AIREO Presentation at the European Geophysical Union Assembly, 2021
The work of the AIREO project on producing Training Datasets was presented at the EGU online in April, 2021. Alastair McKinstry presented on behalf of the AIREO team, on “AI-Ready Training Datasets for Earth Observation: Enabling FAIR data principles for EO training data”. He showed how there is a lack of suitable training datasets for Earth observation, due to limited availability, limited interoperability and the lack of standards and guides on how to generate and describe a Training Data Set.
The EGU General Assembly was online in 2021, and the event was well-attended with breakout question and answer sessions. There were 10 presentations on various topics on creating EO Training datasets, from automated set generation, to scaling challenges on new algorithmic approaches.

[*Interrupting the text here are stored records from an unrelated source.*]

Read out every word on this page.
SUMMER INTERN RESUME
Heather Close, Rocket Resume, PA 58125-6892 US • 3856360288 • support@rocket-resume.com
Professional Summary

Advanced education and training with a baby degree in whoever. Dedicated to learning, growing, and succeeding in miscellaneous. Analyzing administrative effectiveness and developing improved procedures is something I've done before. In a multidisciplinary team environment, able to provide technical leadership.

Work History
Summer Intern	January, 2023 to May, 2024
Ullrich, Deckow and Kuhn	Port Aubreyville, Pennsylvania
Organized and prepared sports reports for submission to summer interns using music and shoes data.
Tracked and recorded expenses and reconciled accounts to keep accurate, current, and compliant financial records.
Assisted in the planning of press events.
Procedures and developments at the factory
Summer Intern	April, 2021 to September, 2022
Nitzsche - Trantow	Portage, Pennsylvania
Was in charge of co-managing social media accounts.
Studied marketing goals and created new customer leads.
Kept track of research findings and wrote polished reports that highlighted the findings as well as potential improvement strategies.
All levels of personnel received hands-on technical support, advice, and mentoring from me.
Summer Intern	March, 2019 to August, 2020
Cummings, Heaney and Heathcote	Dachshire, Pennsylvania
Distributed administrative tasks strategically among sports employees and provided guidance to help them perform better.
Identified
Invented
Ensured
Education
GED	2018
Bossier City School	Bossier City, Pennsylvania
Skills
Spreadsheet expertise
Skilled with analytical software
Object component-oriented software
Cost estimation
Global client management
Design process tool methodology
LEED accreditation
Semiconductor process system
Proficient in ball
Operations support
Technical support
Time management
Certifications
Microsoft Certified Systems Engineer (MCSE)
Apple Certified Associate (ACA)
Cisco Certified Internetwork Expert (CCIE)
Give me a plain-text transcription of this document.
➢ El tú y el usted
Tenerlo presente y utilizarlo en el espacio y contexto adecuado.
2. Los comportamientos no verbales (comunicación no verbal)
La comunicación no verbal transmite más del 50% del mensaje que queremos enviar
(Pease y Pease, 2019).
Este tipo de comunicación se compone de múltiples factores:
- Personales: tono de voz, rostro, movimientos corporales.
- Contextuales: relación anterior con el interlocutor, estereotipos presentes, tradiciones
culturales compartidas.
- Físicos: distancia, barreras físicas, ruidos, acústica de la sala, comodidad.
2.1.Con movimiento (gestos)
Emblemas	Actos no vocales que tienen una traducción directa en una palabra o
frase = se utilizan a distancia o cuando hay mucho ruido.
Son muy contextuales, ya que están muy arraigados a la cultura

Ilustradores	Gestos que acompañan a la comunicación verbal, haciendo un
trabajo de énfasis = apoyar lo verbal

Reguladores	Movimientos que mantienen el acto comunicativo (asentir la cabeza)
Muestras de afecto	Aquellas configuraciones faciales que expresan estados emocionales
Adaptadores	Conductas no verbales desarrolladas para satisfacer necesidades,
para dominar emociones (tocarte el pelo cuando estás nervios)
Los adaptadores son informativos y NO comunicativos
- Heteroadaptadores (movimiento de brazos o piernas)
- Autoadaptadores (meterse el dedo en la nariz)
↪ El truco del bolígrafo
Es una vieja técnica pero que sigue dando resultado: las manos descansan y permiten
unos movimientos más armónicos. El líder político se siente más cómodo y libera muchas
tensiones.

The AIREO project was previously presented in public to the AIREO Network to capture community requirements. Presenting work done since then, he described the pilot datasets on Biomass retrieval, sea ice, Common cultural Policy and Urban development data. The work included Specification development, best practice guidelines, library and notebook development.
The AIREO specification is built on STAC and provides STAC extensions to give cloud-native metadata and datasets. It enables users to quickly build and benchmark machine Learning models on Earth Observation Training datasets.
New innovations in the project include Quality Assurance automation in the library, with a concept of conformance levels for metadata quality and provenance; full data traceability and compliance to FAIR (Findability, Access, Interoperability and Reusability) standards. The ability to embed “feature engineering recipes” in the training datasets will enable the Automated recreation of the TDS’s.
The Specification and best practice guides, along with pilot datasets, are to be made public in June 2021.